One of the most important commands in Linux contained a rather nasty security flaw that could have let malicious types gain root access to the operating system. The bug, which has since been squashed by developers, was found in the sudo command that is used by developers to carry out tasks and run stuff with elevated privileges. Sudo only enables this if users of the command have the right permissions to do so on a Linux machine or know the root user’s password. But the command appears to have been a little too effective. It could have allowed hackers with enough access to run sudo on a Linux machine to gain root access even if the configuration of Linux they were accessing would not have normally allowed it.

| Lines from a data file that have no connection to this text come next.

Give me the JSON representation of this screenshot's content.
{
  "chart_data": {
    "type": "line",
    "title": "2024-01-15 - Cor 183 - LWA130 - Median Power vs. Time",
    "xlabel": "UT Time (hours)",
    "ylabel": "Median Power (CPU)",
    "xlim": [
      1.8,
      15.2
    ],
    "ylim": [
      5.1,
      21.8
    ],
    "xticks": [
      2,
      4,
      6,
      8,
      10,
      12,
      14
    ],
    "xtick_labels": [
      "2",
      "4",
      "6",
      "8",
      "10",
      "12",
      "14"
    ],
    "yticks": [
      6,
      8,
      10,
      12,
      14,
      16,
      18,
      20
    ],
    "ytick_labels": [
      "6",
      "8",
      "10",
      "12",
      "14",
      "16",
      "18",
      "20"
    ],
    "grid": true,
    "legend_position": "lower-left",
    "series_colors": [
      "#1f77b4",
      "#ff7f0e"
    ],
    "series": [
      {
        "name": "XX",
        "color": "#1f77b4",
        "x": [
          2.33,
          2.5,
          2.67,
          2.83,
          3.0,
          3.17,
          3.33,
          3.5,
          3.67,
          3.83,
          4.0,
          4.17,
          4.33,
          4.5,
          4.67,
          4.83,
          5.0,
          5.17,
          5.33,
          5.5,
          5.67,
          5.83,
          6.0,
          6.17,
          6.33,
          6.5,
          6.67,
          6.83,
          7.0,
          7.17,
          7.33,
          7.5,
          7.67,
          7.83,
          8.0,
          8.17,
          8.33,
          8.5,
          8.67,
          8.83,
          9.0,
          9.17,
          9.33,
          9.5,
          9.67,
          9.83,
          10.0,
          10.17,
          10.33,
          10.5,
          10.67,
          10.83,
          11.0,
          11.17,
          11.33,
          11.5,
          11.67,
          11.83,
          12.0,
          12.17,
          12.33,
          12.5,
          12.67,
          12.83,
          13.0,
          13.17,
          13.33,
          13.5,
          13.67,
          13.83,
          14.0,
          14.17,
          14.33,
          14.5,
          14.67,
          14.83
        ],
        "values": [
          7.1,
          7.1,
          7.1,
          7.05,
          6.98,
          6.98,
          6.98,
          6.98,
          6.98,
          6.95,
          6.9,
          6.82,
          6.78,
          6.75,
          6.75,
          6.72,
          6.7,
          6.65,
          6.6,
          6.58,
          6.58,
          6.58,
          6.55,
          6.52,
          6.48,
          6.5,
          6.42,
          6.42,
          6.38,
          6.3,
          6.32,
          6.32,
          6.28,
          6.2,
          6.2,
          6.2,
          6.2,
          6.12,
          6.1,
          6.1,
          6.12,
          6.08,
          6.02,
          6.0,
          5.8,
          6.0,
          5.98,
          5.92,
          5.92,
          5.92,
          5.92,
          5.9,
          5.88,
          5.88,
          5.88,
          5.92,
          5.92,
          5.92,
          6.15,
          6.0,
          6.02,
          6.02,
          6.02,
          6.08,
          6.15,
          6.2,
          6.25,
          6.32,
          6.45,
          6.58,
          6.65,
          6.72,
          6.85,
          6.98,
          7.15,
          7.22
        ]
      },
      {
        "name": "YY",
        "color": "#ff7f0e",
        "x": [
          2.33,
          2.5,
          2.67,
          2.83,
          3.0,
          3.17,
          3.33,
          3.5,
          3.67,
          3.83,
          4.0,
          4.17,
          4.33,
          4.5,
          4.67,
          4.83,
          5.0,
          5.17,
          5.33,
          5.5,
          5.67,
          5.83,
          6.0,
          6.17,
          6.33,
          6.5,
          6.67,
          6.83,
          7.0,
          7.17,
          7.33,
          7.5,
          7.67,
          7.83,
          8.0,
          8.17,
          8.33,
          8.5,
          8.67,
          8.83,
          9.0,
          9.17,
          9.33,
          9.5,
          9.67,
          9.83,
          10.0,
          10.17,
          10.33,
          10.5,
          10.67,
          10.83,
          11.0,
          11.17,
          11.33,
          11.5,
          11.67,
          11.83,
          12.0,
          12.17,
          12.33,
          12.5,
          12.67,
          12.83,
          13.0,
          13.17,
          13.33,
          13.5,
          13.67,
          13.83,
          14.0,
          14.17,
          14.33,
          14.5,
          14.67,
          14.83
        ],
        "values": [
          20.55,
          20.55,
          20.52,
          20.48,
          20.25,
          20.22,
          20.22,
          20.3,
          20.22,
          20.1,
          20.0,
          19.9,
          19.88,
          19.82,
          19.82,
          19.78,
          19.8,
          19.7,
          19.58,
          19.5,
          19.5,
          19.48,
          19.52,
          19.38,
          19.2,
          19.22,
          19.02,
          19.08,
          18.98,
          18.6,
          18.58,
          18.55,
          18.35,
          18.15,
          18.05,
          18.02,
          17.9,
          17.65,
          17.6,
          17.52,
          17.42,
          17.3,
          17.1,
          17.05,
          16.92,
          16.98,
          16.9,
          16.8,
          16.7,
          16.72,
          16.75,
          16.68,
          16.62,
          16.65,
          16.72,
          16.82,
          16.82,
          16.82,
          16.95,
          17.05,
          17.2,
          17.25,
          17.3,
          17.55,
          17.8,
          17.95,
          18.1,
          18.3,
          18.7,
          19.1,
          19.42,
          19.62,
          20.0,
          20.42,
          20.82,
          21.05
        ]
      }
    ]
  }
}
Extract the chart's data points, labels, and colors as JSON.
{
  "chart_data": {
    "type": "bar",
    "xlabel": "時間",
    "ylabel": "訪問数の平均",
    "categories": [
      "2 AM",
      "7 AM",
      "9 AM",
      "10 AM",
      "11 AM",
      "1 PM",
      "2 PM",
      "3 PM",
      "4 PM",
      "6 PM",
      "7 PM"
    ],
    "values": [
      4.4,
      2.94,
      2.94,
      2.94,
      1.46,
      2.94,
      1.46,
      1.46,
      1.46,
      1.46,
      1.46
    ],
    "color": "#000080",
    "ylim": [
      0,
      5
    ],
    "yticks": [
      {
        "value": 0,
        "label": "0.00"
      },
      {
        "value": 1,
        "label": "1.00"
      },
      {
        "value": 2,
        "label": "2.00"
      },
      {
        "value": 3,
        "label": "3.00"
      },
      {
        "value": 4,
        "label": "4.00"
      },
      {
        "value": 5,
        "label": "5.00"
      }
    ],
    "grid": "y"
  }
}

For the vast majority of Linux users, this bug will not affect you as you need to specifically grant a user access to sudo as another user for a particular command. Even then, that command must be able to perform privileged security tasks or to execute other commands.
— BleepingComputer (@BleepinComputer) October 14, 2019
Attacks such as this require physical access and the correct privileges on the machine. So these attacks are also preventable in their majority.
However, the insider threat is becoming more and more apparent in the workplace and this will threaten businesses who bypass the patch.
Insiders with knowledge can be extremely damaging and can create far more problems than external attacks. This highlights the importance of limiting user privileges where possible. An attack can easily happen, conducted by a disgruntled employee or just a bad apple, so this risk must be mitigated where possible. It goes without saying a patch is an absolute must on these versions too.